Così ho iniziato a pensare a tutte quelle volte in cui invece ho avuto fiducia. Avete presente quell’esercizio stupido in cui due persone stanno una avanti all’altra come se fossero in fila e quella davanti chiude gli occhi, apre le braccia e si lascia cadere solo se ha fiducia che l’altra la prenderà al volo? Ecco, non è per niente un esercizio banale. Metaforicamente, è quello che dobbiamo fare ogni giorno con le persone, le istituzioni, il sistema con cui interagiamo. Tra le tante cose che questa esperienza intensa, improvvisa e inaspettata mi ha lasciato, c’è anche la tensione e lo sforzo di accantonare le lamentele per alzare un po’ gli occhi al cielo e vedere quanto sono piccole ma luminose le belle cose che ci circondano. Forse sono troppo smielata, dite? Vi auguro di farvi travolgere dalla meraviglia di una bellissima “unexpected experience” e scoprire quanto è importante lasciarsi sorprendere da ciò di positivo c’è nelle cose.

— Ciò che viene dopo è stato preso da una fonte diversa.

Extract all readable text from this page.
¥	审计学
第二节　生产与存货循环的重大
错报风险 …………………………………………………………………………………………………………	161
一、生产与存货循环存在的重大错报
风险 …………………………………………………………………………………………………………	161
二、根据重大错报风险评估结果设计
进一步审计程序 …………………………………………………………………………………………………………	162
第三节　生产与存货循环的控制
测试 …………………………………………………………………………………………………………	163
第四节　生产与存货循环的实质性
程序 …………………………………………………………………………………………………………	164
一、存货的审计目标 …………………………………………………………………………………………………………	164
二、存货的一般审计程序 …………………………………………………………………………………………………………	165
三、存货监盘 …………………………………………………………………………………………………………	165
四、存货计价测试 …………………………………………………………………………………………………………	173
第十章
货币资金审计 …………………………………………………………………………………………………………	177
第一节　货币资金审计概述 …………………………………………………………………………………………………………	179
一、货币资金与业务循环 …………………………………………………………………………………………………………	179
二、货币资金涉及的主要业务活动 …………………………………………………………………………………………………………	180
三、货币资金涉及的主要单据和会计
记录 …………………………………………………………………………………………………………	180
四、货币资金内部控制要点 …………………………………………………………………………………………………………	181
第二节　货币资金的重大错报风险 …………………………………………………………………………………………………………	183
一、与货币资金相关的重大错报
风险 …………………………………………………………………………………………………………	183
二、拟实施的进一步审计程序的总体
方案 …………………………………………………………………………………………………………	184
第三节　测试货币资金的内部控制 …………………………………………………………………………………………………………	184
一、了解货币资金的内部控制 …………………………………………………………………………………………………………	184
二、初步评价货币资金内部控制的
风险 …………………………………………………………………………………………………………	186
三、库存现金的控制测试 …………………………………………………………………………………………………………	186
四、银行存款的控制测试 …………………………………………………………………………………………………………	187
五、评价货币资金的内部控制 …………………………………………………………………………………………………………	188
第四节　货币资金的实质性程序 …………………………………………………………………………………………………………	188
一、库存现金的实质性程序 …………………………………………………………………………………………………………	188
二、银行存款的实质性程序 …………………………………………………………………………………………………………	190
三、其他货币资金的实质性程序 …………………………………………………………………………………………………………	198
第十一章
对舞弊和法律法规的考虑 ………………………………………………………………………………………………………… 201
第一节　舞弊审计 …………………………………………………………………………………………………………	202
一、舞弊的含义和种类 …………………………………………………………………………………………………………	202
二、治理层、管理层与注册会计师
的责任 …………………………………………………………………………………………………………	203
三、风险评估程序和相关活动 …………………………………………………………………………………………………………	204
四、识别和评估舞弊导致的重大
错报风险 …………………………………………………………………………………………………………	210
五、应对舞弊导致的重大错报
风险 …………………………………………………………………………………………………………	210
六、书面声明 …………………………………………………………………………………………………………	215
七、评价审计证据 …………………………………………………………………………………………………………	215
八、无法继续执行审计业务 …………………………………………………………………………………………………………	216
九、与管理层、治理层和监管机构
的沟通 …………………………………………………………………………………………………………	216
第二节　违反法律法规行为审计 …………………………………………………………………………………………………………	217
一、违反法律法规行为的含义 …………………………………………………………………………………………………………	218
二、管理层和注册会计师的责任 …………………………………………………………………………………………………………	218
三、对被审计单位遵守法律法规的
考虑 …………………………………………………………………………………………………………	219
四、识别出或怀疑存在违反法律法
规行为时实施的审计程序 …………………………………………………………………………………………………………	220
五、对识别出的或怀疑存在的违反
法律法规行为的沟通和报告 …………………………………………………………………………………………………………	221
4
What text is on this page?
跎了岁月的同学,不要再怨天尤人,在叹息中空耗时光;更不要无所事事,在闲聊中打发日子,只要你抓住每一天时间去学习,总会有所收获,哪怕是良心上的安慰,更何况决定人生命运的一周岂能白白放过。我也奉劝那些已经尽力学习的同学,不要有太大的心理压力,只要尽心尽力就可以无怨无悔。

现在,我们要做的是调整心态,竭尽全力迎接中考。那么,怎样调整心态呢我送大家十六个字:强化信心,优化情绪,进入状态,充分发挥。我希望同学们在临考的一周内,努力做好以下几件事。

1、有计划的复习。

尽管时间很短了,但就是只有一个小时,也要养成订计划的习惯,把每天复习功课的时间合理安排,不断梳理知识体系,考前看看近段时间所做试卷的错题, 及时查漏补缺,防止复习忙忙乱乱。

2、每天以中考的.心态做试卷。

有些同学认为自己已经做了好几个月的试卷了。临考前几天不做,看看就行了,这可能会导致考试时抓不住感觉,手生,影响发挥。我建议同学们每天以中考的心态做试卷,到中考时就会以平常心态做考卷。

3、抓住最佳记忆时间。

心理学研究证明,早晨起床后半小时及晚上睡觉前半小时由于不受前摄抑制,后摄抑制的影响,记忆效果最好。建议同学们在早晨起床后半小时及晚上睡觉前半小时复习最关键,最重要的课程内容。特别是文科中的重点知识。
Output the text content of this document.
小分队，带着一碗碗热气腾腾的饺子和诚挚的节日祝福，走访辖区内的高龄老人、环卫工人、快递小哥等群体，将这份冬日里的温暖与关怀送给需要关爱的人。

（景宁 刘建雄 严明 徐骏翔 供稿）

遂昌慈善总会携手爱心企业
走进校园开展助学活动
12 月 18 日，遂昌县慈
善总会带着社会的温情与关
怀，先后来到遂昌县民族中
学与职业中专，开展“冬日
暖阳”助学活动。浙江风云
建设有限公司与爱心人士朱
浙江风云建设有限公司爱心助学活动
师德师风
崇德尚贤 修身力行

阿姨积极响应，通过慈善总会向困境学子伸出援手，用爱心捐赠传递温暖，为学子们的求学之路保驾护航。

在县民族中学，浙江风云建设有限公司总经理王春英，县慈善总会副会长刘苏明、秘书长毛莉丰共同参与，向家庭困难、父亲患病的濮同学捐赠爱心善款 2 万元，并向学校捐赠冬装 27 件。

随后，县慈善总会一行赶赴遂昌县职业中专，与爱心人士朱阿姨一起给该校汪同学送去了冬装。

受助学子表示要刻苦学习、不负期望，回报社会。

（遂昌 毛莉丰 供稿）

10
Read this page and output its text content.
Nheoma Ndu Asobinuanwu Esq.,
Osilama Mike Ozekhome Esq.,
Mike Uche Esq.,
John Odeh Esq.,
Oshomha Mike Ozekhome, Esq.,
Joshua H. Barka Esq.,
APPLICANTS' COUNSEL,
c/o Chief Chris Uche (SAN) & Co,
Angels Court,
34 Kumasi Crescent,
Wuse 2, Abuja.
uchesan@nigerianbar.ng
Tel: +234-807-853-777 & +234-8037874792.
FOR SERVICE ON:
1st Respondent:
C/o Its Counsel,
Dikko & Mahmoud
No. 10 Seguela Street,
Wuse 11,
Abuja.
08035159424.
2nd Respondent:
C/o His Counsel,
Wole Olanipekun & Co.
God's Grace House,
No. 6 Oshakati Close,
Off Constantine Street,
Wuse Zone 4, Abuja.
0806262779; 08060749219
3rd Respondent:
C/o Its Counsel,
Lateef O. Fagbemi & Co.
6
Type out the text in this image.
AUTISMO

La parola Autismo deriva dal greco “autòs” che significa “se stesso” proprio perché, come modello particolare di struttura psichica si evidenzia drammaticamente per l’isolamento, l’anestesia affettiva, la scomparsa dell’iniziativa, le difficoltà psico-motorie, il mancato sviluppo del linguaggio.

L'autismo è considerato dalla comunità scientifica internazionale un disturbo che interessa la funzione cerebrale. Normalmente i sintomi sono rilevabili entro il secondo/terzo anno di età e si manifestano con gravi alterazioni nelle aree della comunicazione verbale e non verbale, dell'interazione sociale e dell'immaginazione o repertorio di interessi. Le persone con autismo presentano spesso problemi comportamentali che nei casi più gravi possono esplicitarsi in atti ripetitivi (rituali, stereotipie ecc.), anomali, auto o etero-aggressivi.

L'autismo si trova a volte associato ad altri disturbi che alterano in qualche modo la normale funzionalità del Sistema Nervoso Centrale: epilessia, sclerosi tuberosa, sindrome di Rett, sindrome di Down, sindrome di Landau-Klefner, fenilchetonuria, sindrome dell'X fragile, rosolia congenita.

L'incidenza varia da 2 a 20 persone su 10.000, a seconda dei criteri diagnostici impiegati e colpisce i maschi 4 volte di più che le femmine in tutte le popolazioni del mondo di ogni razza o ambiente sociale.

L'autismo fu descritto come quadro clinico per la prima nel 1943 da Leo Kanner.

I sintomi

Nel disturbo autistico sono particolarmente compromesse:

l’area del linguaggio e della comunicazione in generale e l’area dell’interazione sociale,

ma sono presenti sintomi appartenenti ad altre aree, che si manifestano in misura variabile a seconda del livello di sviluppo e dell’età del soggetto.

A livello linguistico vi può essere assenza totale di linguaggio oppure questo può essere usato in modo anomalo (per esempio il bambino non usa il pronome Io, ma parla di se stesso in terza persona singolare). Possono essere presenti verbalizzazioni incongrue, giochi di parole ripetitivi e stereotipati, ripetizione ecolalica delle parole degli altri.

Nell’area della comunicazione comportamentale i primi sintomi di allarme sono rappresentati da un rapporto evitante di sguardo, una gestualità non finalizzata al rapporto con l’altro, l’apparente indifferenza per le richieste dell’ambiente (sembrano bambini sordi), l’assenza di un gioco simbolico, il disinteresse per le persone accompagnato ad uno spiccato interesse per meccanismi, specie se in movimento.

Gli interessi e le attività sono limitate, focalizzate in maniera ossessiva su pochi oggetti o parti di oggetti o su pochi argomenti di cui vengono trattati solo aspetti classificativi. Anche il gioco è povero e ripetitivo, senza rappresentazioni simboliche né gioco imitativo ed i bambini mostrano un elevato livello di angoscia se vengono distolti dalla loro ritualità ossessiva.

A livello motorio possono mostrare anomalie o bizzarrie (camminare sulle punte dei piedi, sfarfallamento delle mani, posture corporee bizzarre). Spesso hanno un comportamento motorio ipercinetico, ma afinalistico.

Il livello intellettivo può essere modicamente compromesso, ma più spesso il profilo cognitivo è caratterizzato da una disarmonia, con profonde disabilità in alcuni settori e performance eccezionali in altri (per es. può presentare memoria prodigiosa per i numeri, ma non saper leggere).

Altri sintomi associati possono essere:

Se ad aprile mi avessero chiesto di fare un bilancio della mia esperienza Erasmus, sicuramente il verdetto sarebbe stato pesantemente negativo: corsi, insegnanti, compagni, DaD, orari delle lezioni (avrei salvato la pausa di un quarto d’ora a metà lezione, però). In tutta onestà non lo avrei consigliato a nessuno. Eppure quelle sette settimane di “mobilità in presenza” hanno donato così tanto alla persona che sono oggi. Quindi sì, fidatevi: a volte spalancare le braccia e lasciarvi cadere sarà un disastro, ma a volte c’è davvero qualcuno che vi afferra al volo. Ed è inaspettatamente meraviglioso lasciarsi sorprendere.